Banjir Pakistan: Kisah Shahid
Tim medis Doctors Without Borders memberikan konsultasi kepada masyarakat yang terkena dampak banjir di distrik Dera Murad Jamali, Balochistan timur. Pakistan, September 2022. © MSF
Shahid Abdullah adalah koordinator lapangan darurat di Doctors Without Borders / Médecins Sans Frontières (MSF) di Balochistan, Pakistan. Dia menggambarkan situasi di lapangan di daerah yang terkena banjir.
“Masyarakat duduk dipinggir jalan raya, dan terlihat banyak yang sudah menerima bantuan. Mereka punya antara lain kelambu, paket kebersihan dan sembako. Sedangkan yang jauh dari jalan raya dibiarkan sendiri, karena sulit diakses. Kami menjangkau kelompok yang belum menerima bantuan sejak banjir dimulai. Doctors Without Borders adalah yang pertama menjangkau mereka. Tim kami merawat mereka dan membantu masalah kesehatan mereka alami.
Genangan air menyebabkan kesehatan yang buruk, dan situasinya tidak mungkin membaik. Kami melihat pasien dengan penyakit yang terbawa air seperti diare, malaria, penyakit kulit dan infeksi mata.

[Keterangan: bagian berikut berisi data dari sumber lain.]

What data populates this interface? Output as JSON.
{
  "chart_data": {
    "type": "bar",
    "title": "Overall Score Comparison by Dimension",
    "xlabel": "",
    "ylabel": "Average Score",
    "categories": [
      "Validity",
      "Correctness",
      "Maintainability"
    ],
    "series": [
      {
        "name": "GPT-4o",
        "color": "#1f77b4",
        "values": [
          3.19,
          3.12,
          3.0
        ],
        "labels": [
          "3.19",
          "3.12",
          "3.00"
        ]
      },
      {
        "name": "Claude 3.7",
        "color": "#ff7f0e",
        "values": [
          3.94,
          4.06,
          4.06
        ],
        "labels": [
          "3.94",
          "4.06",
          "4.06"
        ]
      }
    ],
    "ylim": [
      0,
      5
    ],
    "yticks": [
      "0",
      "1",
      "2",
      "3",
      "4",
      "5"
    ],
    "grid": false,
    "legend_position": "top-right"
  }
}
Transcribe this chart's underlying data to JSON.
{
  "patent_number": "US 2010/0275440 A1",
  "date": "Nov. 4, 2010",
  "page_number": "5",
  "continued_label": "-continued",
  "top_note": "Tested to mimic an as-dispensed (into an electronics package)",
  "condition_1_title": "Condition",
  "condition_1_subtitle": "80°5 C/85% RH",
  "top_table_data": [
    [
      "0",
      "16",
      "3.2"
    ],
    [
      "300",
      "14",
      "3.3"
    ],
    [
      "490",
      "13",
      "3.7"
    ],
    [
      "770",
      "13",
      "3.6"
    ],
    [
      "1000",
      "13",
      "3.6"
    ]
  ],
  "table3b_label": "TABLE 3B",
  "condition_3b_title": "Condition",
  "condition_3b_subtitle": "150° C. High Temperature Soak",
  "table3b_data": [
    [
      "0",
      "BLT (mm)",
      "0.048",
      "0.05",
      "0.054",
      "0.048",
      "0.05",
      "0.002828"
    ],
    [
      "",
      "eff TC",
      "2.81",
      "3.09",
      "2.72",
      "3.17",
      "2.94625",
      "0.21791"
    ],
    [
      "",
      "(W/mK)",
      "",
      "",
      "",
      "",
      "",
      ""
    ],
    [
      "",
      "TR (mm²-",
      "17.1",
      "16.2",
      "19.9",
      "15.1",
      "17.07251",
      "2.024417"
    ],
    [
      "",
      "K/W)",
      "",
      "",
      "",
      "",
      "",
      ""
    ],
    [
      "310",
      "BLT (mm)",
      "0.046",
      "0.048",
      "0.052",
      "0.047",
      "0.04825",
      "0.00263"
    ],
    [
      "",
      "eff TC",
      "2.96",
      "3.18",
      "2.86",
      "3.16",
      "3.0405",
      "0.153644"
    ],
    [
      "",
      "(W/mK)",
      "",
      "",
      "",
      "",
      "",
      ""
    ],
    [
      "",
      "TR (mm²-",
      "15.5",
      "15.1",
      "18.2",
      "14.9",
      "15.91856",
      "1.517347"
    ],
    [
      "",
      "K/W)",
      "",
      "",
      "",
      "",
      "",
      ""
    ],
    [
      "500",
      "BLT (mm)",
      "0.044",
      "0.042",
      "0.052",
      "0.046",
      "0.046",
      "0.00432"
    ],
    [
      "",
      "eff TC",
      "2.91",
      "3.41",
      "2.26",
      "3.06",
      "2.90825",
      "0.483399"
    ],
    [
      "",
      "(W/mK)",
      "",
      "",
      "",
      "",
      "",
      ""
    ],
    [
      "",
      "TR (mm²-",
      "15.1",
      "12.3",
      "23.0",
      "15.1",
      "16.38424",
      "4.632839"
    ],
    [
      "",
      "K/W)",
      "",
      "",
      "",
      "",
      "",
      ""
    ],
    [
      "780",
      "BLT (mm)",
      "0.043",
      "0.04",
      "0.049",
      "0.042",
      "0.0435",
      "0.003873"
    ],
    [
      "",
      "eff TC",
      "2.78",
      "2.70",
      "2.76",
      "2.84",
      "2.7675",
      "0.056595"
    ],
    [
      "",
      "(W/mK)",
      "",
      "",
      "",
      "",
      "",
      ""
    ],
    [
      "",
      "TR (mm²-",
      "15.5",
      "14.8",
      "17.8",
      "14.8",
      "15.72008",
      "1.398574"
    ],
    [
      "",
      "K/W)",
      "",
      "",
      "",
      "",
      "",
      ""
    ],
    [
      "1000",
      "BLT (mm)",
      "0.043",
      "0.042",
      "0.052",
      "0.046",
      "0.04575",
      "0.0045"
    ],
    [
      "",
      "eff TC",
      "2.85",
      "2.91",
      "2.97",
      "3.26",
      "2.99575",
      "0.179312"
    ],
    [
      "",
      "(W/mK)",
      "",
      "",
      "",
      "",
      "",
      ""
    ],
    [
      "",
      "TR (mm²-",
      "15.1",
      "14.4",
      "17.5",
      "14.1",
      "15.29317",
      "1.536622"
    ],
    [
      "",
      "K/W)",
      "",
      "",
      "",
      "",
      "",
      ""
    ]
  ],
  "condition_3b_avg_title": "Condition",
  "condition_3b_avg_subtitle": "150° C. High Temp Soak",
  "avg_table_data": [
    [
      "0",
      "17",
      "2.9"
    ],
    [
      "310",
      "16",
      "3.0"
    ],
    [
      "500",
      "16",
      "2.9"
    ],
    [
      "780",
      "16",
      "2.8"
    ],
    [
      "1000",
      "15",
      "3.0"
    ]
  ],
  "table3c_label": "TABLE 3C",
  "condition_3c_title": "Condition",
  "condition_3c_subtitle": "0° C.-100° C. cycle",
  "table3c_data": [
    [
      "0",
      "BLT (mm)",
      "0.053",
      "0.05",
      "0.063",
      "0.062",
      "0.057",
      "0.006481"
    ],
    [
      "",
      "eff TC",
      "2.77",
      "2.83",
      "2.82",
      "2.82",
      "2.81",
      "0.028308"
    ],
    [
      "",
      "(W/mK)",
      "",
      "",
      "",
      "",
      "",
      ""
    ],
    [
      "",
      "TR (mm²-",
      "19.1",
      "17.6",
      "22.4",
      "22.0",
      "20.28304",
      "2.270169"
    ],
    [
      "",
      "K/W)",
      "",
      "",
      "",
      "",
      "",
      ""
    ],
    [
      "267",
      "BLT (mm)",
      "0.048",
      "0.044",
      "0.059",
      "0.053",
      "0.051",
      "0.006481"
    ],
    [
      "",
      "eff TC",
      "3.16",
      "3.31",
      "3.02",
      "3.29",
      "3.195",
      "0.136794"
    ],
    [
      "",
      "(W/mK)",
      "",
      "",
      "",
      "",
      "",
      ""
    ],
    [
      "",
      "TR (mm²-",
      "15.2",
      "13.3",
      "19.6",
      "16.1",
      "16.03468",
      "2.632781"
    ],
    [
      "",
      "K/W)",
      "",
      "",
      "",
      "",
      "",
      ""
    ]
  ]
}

Pemandangan sebuah desa di pemerintahan Dera Murad Jamali yang tergenang air banjir dan orang-orang mengungsi ke pinggir jalan di Balochistan timur yang dilanda banjir. Pakistan, September 2022. © MSF
Tantangannya banyak dan besar. Ada pertempuran untuk obat-obatan dan sumber daya manusia, baik dokter maupun perawat, dan di banyak daerah sangat sulit dijangkau masyarakat. Kami berusaha membantu sebaik mungkin.
Sungguh memilukan melihat bagaimana rumah-rumah lumpur telah tersapu habis oleh air. Mereka sebagian besar telah menghilang. Di banyak tempat, airnya tinggi dan satu-satunya hal yang bisa dilakukan orang adalah menunggunya turun lagi. Ini mengerikan. Mereka yang bisa, berjalan atau berenang di air. Namun, ada banyak yang tidak bisa berbuat apa-apa selain menunggu air surut atau seseorang datang dan membantu mereka.
Hanya setengah jam hingga satu jam di luar kota Anda akan menemukan massa air yang sangat besar. Air berdiri beberapa meter di atas tanah. Di sini, di kota, ada juga jejak air. Baik di gedung-gedung publik maupun di medan.
Banyak orang telah kehilangan segalanya. Selain itu, karena mereka tinggal di pinggir jalan, mereka tidak memiliki akses air bersih dan jamban. Bagi perempuan khususnya sulit karena mereka harus berusaha keras untuk memenuhi kebutuhannya. Orang merasa sulit untuk melindungi diri dari suhu ekstrem yang kita alami - hingga 50 derajat. Beberapa dari mereka yang duduk di pinggir jalan hanya memiliki beberapa tempat tidur tenunan tangan yang ditumpuk dengan selembar kain atau plastik untuk melindungi mereka dari sinar matahari.Shahid Abdullah - Koord. Lapangan Emerg.
Di rumah sakit kami, kami melihat banyak anak yang lahir dengan kekurangan gizi. Ini adalah kasus sebelum banjir, tetapi situasi saat ini dapat memperburuk kondisi mereka. Orang-orang di sini sudah menjalani kehidupan yang sulit, jadi itu membuat kondisi menjadi lebih sulit lagi.
Ada kebutuhan yang sangat besar, kami senang bisa berada di sini untuk membantu.”